Je vous promets que cela n’est pas trop aisé de rompre son caractère, et de se faire petit, petit, petit, pour être de niveau avec les autres, leur persuader qu’ils ont autant d’esprit qu’un homme à qui l’on en accorde, et les mettre bien à leur aise.

C’est d’une goutte-sereine que Grimm est menacé ; et d’avance je vous préviens que son bâton et son chien sont tout prêts.

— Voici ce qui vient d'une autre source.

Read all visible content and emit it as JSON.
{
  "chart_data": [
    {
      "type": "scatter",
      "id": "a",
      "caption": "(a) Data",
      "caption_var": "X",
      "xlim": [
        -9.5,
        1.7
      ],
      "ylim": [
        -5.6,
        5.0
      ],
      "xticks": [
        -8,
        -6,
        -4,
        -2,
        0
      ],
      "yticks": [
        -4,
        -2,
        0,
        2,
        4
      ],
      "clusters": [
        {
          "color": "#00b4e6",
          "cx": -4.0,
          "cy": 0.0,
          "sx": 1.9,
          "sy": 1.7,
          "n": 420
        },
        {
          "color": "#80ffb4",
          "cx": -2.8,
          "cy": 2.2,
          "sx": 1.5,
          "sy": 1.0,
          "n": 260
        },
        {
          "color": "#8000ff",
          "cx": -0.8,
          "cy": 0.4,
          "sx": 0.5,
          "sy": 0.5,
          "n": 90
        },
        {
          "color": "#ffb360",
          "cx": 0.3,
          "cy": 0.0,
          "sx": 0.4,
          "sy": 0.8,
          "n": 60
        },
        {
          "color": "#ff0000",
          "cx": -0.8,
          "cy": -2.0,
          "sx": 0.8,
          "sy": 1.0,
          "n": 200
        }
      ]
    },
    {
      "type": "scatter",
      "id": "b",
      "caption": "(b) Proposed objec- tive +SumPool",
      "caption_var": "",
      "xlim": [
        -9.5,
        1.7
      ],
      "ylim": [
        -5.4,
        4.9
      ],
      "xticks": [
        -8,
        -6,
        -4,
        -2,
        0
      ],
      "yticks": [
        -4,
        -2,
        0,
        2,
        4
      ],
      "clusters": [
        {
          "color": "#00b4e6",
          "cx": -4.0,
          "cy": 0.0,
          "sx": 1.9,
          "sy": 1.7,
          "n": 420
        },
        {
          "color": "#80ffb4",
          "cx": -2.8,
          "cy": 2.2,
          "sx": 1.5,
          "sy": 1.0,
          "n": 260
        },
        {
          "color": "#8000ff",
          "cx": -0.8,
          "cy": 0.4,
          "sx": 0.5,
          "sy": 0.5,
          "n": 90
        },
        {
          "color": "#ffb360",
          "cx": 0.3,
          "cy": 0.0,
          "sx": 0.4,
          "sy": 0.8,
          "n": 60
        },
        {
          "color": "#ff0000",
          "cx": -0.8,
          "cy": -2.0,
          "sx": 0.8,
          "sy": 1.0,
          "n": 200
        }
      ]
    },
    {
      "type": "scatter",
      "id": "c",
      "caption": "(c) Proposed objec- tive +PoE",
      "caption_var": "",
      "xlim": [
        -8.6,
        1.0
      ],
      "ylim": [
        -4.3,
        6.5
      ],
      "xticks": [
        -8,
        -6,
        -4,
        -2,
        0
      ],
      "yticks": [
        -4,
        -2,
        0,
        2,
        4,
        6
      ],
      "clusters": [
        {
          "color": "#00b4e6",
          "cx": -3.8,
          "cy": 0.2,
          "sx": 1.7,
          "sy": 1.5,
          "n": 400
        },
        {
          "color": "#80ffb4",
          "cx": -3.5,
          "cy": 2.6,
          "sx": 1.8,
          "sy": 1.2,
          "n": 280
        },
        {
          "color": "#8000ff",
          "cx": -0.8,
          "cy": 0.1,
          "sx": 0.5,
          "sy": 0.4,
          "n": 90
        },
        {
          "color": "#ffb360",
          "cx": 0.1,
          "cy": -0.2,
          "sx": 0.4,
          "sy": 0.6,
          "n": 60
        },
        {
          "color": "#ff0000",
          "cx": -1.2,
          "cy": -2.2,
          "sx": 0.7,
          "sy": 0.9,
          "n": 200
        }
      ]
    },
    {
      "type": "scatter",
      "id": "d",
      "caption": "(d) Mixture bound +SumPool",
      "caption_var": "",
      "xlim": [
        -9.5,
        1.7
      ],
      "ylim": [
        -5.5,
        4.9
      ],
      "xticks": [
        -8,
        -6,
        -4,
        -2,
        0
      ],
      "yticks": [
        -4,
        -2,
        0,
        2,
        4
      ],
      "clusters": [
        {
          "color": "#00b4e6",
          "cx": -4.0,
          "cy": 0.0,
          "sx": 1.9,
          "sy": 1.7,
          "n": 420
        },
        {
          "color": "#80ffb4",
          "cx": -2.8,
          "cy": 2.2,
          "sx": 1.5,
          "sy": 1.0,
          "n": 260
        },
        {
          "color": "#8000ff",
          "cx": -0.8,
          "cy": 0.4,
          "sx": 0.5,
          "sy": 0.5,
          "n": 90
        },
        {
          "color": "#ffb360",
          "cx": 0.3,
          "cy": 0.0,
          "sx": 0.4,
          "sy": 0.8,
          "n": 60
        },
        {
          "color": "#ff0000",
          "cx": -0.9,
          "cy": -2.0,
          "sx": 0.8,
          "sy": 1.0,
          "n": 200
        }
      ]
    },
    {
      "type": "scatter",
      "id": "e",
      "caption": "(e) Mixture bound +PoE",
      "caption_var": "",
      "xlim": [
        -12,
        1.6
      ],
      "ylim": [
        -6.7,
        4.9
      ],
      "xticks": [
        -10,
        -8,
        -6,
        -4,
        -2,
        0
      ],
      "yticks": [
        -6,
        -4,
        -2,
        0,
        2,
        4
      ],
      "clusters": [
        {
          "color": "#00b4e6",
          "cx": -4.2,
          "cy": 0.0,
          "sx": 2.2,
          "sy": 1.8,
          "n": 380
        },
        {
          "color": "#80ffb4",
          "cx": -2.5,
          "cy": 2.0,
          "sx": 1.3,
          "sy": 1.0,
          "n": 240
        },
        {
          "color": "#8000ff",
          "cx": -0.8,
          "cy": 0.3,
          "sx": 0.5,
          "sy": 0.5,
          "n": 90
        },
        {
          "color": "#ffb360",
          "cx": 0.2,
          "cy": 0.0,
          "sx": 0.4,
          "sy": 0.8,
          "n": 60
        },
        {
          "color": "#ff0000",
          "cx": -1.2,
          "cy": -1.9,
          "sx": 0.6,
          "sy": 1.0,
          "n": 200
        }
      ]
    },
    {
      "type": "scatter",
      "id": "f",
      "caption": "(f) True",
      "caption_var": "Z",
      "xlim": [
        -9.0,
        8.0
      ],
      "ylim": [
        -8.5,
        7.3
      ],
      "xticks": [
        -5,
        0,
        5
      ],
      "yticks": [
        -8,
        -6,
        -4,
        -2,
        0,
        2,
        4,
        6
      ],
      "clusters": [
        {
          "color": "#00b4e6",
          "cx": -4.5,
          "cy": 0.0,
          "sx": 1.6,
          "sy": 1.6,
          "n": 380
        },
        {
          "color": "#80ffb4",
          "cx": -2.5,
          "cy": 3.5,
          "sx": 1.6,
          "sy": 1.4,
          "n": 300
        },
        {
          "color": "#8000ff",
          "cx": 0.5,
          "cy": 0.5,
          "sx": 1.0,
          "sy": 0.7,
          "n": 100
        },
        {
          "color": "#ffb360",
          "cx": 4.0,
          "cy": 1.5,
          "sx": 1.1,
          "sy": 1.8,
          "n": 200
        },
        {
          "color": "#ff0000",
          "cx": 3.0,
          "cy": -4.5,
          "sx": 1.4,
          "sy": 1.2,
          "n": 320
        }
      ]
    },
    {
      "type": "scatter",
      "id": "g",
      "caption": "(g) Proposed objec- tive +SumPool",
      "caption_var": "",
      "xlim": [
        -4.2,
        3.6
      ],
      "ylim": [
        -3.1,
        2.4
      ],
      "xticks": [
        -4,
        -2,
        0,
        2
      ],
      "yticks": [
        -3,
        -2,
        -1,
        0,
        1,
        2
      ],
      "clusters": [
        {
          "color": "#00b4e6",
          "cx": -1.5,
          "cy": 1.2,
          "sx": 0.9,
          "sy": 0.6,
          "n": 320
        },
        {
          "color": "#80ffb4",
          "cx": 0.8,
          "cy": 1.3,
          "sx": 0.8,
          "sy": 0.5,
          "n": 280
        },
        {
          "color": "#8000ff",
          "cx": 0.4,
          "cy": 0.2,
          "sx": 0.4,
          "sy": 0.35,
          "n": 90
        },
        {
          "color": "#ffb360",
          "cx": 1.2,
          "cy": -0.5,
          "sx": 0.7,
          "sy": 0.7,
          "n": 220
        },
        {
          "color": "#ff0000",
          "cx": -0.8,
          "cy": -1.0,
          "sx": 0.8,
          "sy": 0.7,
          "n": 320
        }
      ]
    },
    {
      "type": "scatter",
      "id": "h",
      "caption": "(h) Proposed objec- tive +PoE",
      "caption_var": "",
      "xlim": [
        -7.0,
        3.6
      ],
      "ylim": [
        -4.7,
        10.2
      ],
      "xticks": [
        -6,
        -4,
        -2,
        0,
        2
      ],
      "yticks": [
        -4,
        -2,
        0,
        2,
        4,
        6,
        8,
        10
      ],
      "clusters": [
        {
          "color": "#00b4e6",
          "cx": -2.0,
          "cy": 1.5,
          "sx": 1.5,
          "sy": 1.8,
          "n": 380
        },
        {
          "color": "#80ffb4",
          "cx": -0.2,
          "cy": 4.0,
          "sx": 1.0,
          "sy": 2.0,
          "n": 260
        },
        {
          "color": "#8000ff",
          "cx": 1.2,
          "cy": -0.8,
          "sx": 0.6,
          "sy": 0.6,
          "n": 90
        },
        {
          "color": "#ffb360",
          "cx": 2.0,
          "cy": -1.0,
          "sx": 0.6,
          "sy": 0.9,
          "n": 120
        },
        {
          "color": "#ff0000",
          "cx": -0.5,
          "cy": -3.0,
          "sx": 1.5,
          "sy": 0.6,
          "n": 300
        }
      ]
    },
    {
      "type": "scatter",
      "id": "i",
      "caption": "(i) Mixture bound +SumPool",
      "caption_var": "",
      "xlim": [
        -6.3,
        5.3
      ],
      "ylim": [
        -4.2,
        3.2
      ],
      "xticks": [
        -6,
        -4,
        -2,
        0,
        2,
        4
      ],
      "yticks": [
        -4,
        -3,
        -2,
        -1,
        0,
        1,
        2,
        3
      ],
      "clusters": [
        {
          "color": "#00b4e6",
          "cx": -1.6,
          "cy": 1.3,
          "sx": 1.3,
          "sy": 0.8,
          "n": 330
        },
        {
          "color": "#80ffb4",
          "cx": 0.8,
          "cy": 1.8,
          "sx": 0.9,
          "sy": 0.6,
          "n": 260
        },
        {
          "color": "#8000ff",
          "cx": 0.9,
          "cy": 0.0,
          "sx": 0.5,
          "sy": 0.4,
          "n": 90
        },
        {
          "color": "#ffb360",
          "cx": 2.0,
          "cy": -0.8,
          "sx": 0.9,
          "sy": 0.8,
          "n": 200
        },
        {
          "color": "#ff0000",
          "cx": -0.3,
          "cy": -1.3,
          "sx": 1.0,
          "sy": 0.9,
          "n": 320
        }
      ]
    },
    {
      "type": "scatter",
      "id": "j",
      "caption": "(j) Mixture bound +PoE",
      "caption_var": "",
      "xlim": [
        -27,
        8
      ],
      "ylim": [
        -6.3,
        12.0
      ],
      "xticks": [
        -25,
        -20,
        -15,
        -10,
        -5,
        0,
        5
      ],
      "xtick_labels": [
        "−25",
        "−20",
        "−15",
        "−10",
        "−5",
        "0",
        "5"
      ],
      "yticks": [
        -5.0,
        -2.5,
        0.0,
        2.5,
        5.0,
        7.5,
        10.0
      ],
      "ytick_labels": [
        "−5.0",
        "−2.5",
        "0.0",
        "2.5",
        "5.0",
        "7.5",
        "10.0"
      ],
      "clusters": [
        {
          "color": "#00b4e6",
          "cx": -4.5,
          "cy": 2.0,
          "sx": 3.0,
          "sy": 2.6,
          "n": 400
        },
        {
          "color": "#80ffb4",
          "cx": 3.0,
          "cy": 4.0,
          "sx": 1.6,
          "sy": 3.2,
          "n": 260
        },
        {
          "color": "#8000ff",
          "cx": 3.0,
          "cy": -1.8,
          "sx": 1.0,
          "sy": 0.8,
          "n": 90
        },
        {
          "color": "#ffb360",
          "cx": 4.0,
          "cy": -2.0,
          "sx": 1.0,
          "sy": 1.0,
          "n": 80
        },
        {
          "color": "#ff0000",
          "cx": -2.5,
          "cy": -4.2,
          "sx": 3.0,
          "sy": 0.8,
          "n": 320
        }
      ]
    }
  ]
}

L’affaire de l’abbéé Raynal est au diable[1] Ils se moquent de moi, et ils me soutiennent tous que l’abbé Raynal ne m’a rien promis. Je n’ai pas été trop attrapé ; car je n’y comptais pas trop. Avec un peu plus de loisir, j’aurais peut-être fait beaucoup de châteaux en Espagne que je n’aurais pas vus s’évanouir sans peine. Voilà un des grands bonheurs de l’homme occupé : l’espérance le leurre moins, le présent l’occupe trop pour qu’il se fatigue les yeux à regarder à perte de vue dans l’avenir. Il n’y a ni lieu, ni temps, ni espace pour celui qui médite profondément. Cent mille ans de méditations comme cent mille ans de sommeil n’auraient duré pour nous qu’un instant, sans la lassitude qui nous instruit à peu près de la longueur de la contention.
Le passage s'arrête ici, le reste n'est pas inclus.